Konzeptbewerbung eines MVZ reicht derzeit nicht für Zulassung

| Bewerbungen eines Medizinischen Versorgungszentrums (MVZ) um einen nachzubesetzenden oder entsperrten Vertragsarztsitz nur mit einem Versorgungskonzept ohne Benennung eines für dessen Umsetzung geeigneten Arztes werden bei der Auswahlentscheidung derzeit nicht berücksichtigt. Es fehlen konkretisierende Regelungen, die der Gesetzgeber oder Verordnungsgeber noch erlassen muss.

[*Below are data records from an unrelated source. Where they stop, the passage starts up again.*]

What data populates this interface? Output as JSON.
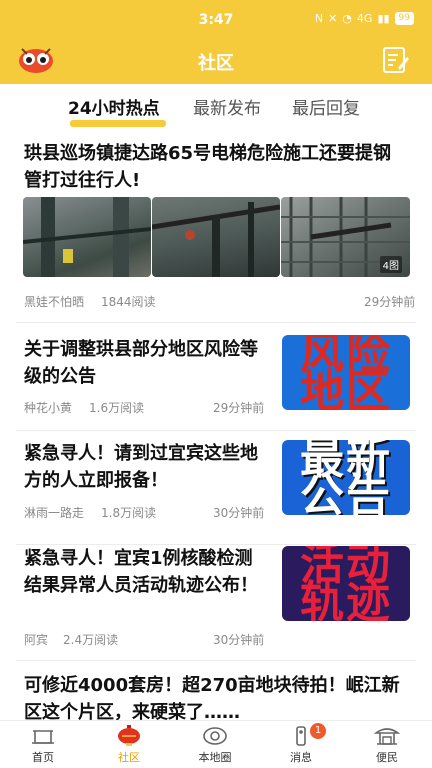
{
  "status_bar": {
    "time": "3:47",
    "network": "4G",
    "battery": "99"
  },
  "header": {
    "title": "社区"
  },
  "tabs": [
    {
      "label": "24小时热点",
      "active": true
    },
    {
      "label": "最新发布",
      "active": false
    },
    {
      "label": "最后回复",
      "active": false
    }
  ],
  "posts": [
    {
      "title": "珙县巡场镇捷达路65号电梯危险施工还要提钢管打过往行人!",
      "author": "黑娃不怕晒",
      "reads": "1844阅读",
      "time": "29分钟前",
      "image_count": "4图"
    },
    {
      "title": "关于调整珙县部分地区风险等级的公告",
      "author": "种花小黄",
      "reads": "1.6万阅读",
      "time": "29分钟前",
      "thumb_text": "风险地区"
    },
    {
      "title": "紧急寻人！请到过宜宾这些地方的人立即报备！",
      "author": "淋雨一路走",
      "reads": "1.8万阅读",
      "time": "30分钟前",
      "thumb_text": "最新公告"
    },
    {
      "title": "紧急寻人！宜宾1例核酸检测结果异常人员活动轨迹公布！",
      "author": "阿宾",
      "reads": "2.4万阅读",
      "time": "30分钟前",
      "thumb_text": "活动轨迹"
    },
    {
      "title": "可修近4000套房！超270亩地块待拍！岷江新区这个片区，来硬菜了……"
    }
  ],
  "tabbar": [
    {
      "label": "首页",
      "icon": "home-icon"
    },
    {
      "label": "社区",
      "icon": "lantern-icon",
      "active": true
    },
    {
      "label": "本地圈",
      "icon": "eye-icon"
    },
    {
      "label": "消息",
      "icon": "message-icon",
      "badge": "1"
    },
    {
      "label": "便民",
      "icon": "pavilion-icon"
    }
  ],
  "colors": {
    "brand": "#f6cb3b",
    "accent_orange": "#e5a400",
    "badge": "#f05a28"
  }
}
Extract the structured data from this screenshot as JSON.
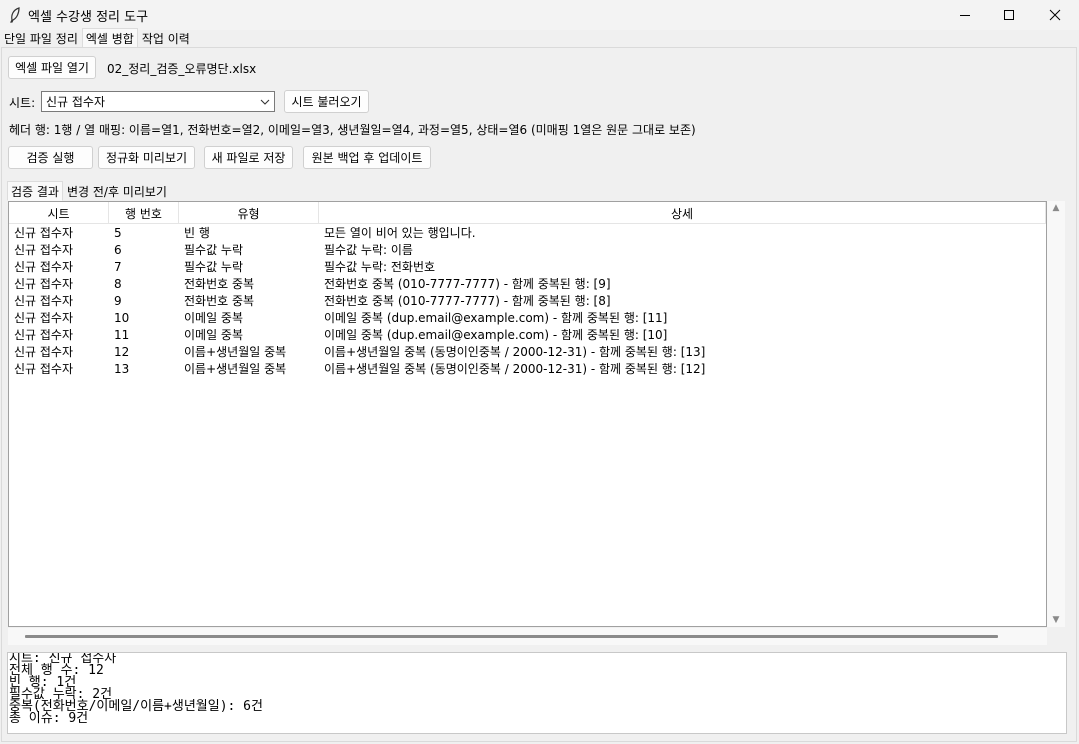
{
  "window": {
    "title": "엑셀 수강생 정리 도구"
  },
  "main_tabs": [
    {
      "label": "단일 파일 정리",
      "active": false
    },
    {
      "label": "엑셀 병합",
      "active": true
    },
    {
      "label": "작업 이력",
      "active": false
    }
  ],
  "file": {
    "open_button": "엑셀 파일 열기",
    "filename": "02_정리_검증_오류명단.xlsx"
  },
  "sheet": {
    "label": "시트:",
    "selected": "신규 접수자",
    "load_button": "시트 불러오기"
  },
  "header_mapping_text": "헤더 행: 1행 / 열 매핑: 이름=열1, 전화번호=열2, 이메일=열3, 생년월일=열4, 과정=열5, 상태=열6 (미매핑 1열은 원문 그대로 보존)",
  "actions": {
    "validate": "검증 실행",
    "normalize_preview": "정규화 미리보기",
    "save_new": "새 파일로 저장",
    "backup_update": "원본 백업 후 업데이트"
  },
  "result_tabs": [
    {
      "label": "검증 결과",
      "active": true
    },
    {
      "label": "변경 전/후 미리보기",
      "active": false
    }
  ],
  "table": {
    "columns": [
      "시트",
      "행 번호",
      "유형",
      "상세"
    ],
    "rows": [
      [
        "신규 접수자",
        "5",
        "빈 행",
        "모든 열이 비어 있는 행입니다."
      ],
      [
        "신규 접수자",
        "6",
        "필수값 누락",
        "필수값 누락: 이름"
      ],
      [
        "신규 접수자",
        "7",
        "필수값 누락",
        "필수값 누락: 전화번호"
      ],
      [
        "신규 접수자",
        "8",
        "전화번호 중복",
        "전화번호 중복 (010-7777-7777) - 함께 중복된 행: [9]"
      ],
      [
        "신규 접수자",
        "9",
        "전화번호 중복",
        "전화번호 중복 (010-7777-7777) - 함께 중복된 행: [8]"
      ],
      [
        "신규 접수자",
        "10",
        "이메일 중복",
        "이메일 중복 (dup.email@example.com) - 함께 중복된 행: [11]"
      ],
      [
        "신규 접수자",
        "11",
        "이메일 중복",
        "이메일 중복 (dup.email@example.com) - 함께 중복된 행: [10]"
      ],
      [
        "신규 접수자",
        "12",
        "이름+생년월일 중복",
        "이름+생년월일 중복 (동명이인중복 / 2000-12-31) - 함께 중복된 행: [13]"
      ],
      [
        "신규 접수자",
        "13",
        "이름+생년월일 중복",
        "이름+생년월일 중복 (동명이인중복 / 2000-12-31) - 함께 중복된 행: [12]"
      ]
    ]
  },
  "summary_lines": [
    "시트: 신규 접수자",
    "전체 행 수: 12",
    "빈 행: 1건",
    "필수값 누락: 2건",
    "중복(전화번호/이메일/이름+생년월일): 6건",
    "총 이슈: 9건"
  ]
}
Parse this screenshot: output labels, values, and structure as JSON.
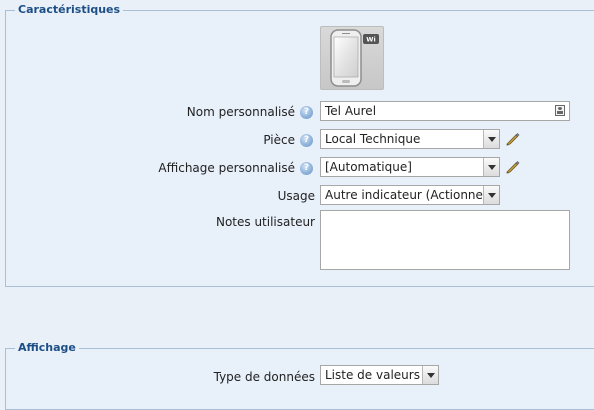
{
  "characteristics": {
    "legend": "Caractéristiques",
    "name_label": "Nom personnalisé",
    "name_value": "Tel Aurel",
    "room_label": "Pièce",
    "room_value": "Local Technique",
    "display_label": "Affichage personnalisé",
    "display_value": "[Automatique]",
    "usage_label": "Usage",
    "usage_value": "Autre indicateur (Actionneur)",
    "notes_label": "Notes utilisateur",
    "notes_value": ""
  },
  "display_section": {
    "legend": "Affichage",
    "data_type_label": "Type de données",
    "data_type_value": "Liste de valeurs"
  },
  "icons": {
    "help": "help-icon",
    "device": "smartphone-wifi-icon",
    "edit": "pencil-icon",
    "contact": "contact-card-icon"
  },
  "colors": {
    "background": "#e9f0f8",
    "legend_text": "#1d4f87",
    "border": "#a9bfd6"
  }
}
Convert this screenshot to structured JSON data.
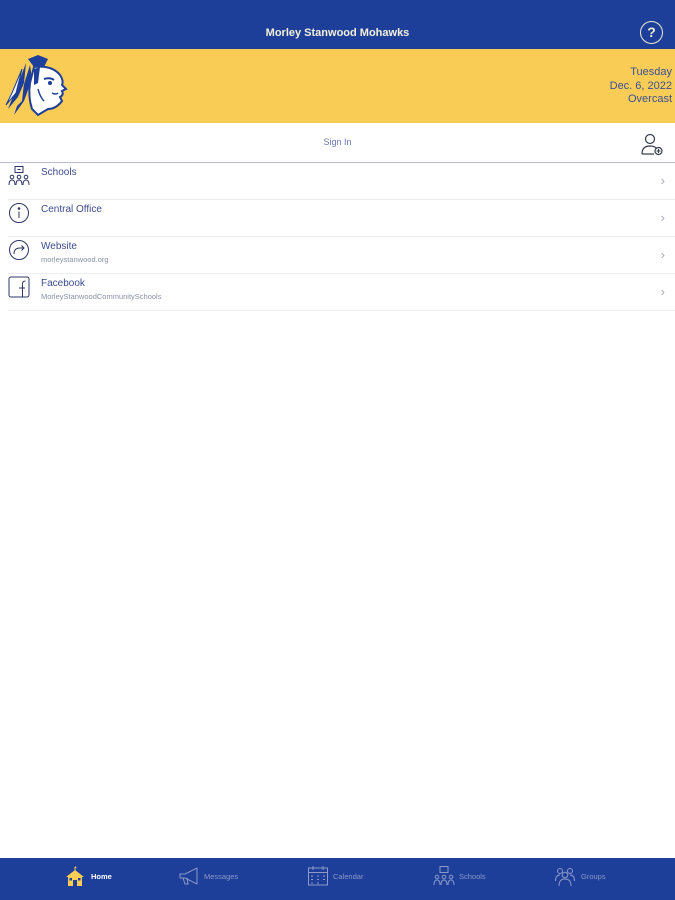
{
  "header": {
    "title": "Morley Stanwood Mohawks",
    "help_glyph": "?"
  },
  "banner": {
    "day": "Tuesday",
    "date": "Dec. 6, 2022",
    "condition": "Overcast"
  },
  "signin": {
    "label": "Sign In"
  },
  "list": {
    "items": [
      {
        "label": "Schools",
        "sub": "",
        "icon": "schools-icon"
      },
      {
        "label": "Central Office",
        "sub": "",
        "icon": "info-icon"
      },
      {
        "label": "Website",
        "sub": "morleystanwood.org",
        "icon": "share-arrow-icon"
      },
      {
        "label": "Facebook",
        "sub": "MorleyStanwoodCommunitySchools",
        "icon": "facebook-icon"
      }
    ],
    "chevron": "›"
  },
  "tabs": [
    {
      "label": "Home",
      "active": true
    },
    {
      "label": "Messages",
      "active": false
    },
    {
      "label": "Calendar",
      "active": false
    },
    {
      "label": "Schools",
      "active": false
    },
    {
      "label": "Groups",
      "active": false
    }
  ],
  "colors": {
    "brand_blue": "#1d3f99",
    "banner_gold": "#f8cc55",
    "text_blue": "#3d4c8e"
  }
}
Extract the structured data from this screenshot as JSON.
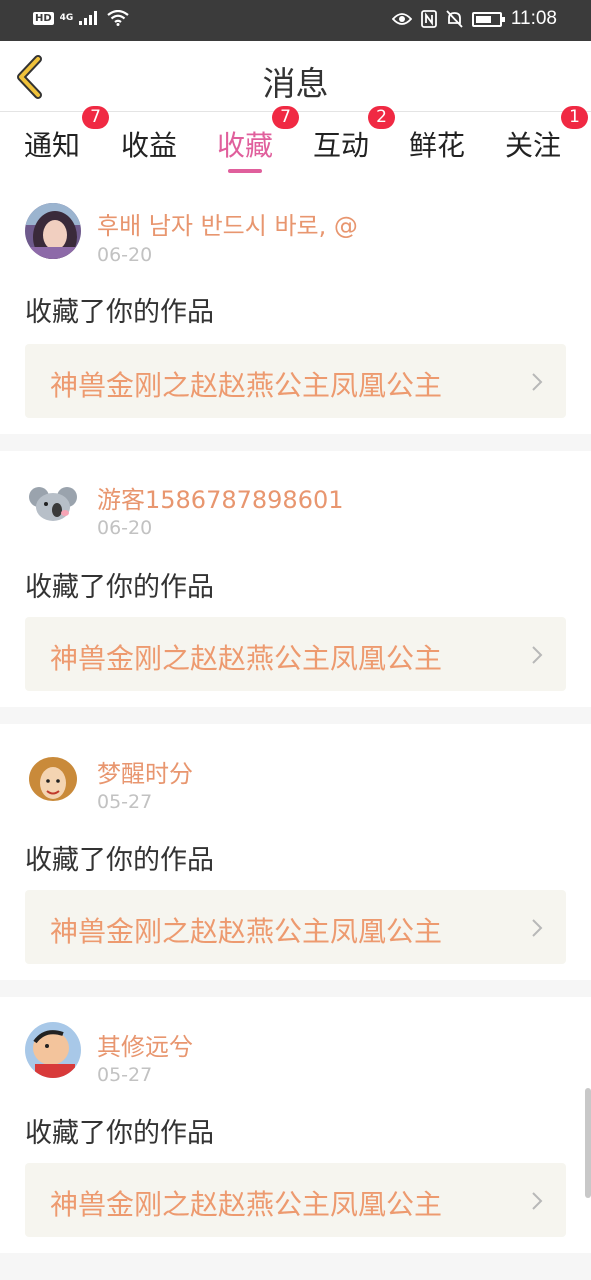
{
  "status_bar": {
    "hd_label": "HD",
    "network_label": "4G",
    "time": "11:08",
    "battery_level": 0.7
  },
  "header": {
    "title": "消息",
    "back_icon": "back-chevron-icon",
    "accent_color": "#f0c23b"
  },
  "tabs": [
    {
      "label": "通知",
      "badge": "7",
      "active": false
    },
    {
      "label": "收益",
      "badge": "",
      "active": false
    },
    {
      "label": "收藏",
      "badge": "7",
      "active": true
    },
    {
      "label": "互动",
      "badge": "2",
      "active": false
    },
    {
      "label": "鲜花",
      "badge": "",
      "active": false
    },
    {
      "label": "关注",
      "badge": "1",
      "active": false
    }
  ],
  "colors": {
    "active_tab": "#e05f9c",
    "badge": "#f02943",
    "username": "#e8966f",
    "work_title": "#ed9a6f"
  },
  "notifications": [
    {
      "username": "후배 남자 반드시 바로, @",
      "date": "06-20",
      "action": "收藏了你的作品",
      "work_title": "神兽金刚之赵赵燕公主凤凰公主",
      "avatar": "avatar-girl-portrait"
    },
    {
      "username": "游客1586787898601",
      "date": "06-20",
      "action": "收藏了你的作品",
      "work_title": "神兽金刚之赵赵燕公主凤凰公主",
      "avatar": "avatar-koala-cartoon"
    },
    {
      "username": "梦醒时分",
      "date": "05-27",
      "action": "收藏了你的作品",
      "work_title": "神兽金刚之赵赵燕公主凤凰公主",
      "avatar": "avatar-cartoon-woman"
    },
    {
      "username": "其修远兮",
      "date": "05-27",
      "action": "收藏了你的作品",
      "work_title": "神兽金刚之赵赵燕公主凤凰公主",
      "avatar": "avatar-cartoon-kid"
    }
  ]
}
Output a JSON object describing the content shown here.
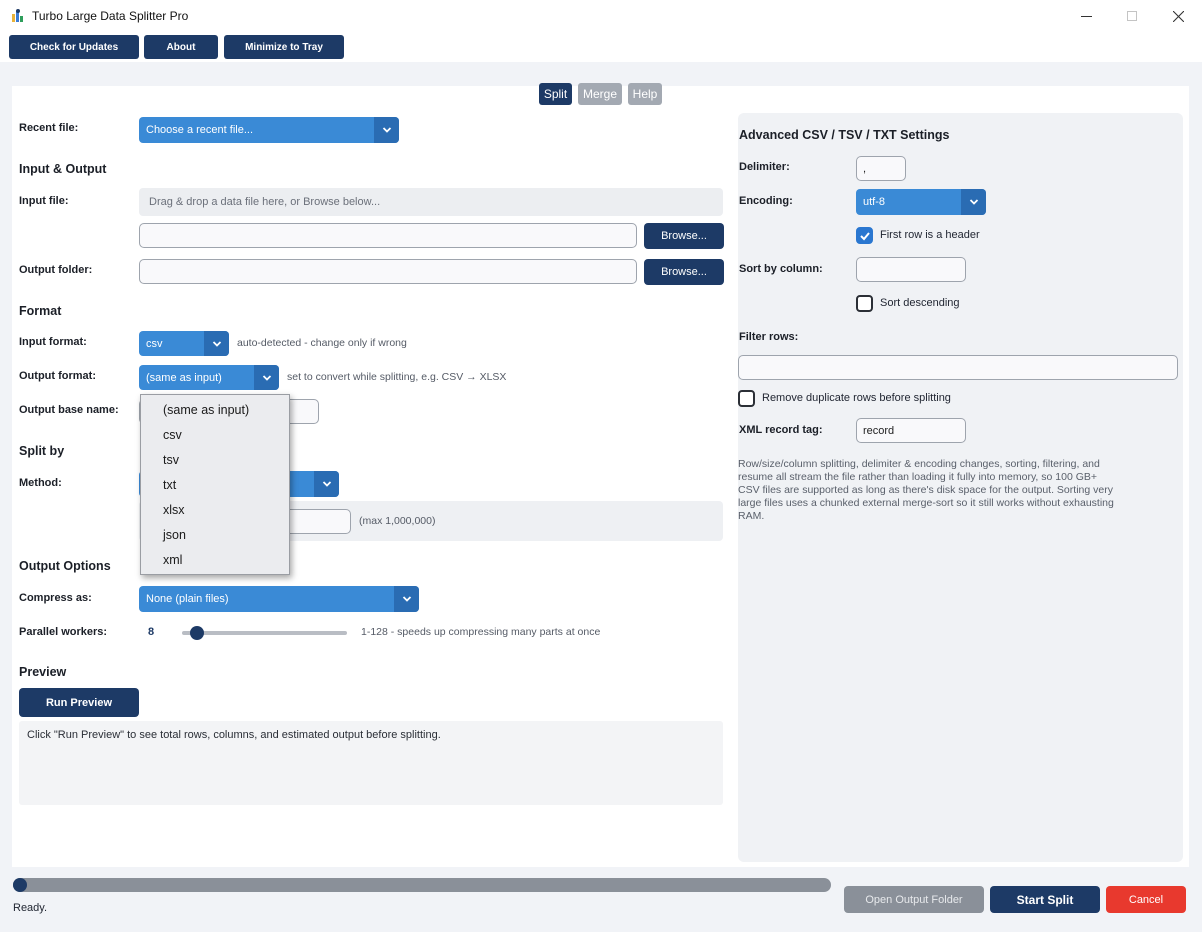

Die Gerichte können diese wegen des Gundsatzes der Gewaltenteilung nicht selbst schaffen (Bundessozialgericht [BSG], Urteil vom 15.05.2019, Az. B 6 KA 5/18 R, Urteil unter www.dejure.org). |

 

Mit der im Jahr 2015 im GKV-Versorgungsstärkungsgesetz eingefügten Vorschrift zu Konzeptbewerbungen wollte der Gesetzgeber den MVZ zwar ermöglichen, sich um einen Vertragsarztsitz zu bewerben, ohne dafür schon einen bestimmten Arzt angestellt zu haben. Auch das 2019 in Kraft getretene Terminservice- und Versorgungsgesetz (TSVG) hat diese Regelung nur geringfügig verändert. Sie ist damit nicht nur für Nachbesetzungsverfahren nach dem Ausscheiden von Vertragsärzten, sondern entsprechend auch für Zulassungsverfahren nach partieller Aufhebung von Zulassungsbeschränkungen anwendbar.

 

Die BSG-Richter stellten jetzt aber fest, dass die Einzelheiten der Konzeptbewerbung erst noch verbindlich geregelt werden müssen. Nur so könne man chaotische Zustände z. B. bei einem Konkurrentenstreit oder im Falle einer „arztlosen Anstellungsgenehmigung“ für das MVZ vermeiden, wenn das Konzept nicht mehr umgesetzt werden könne.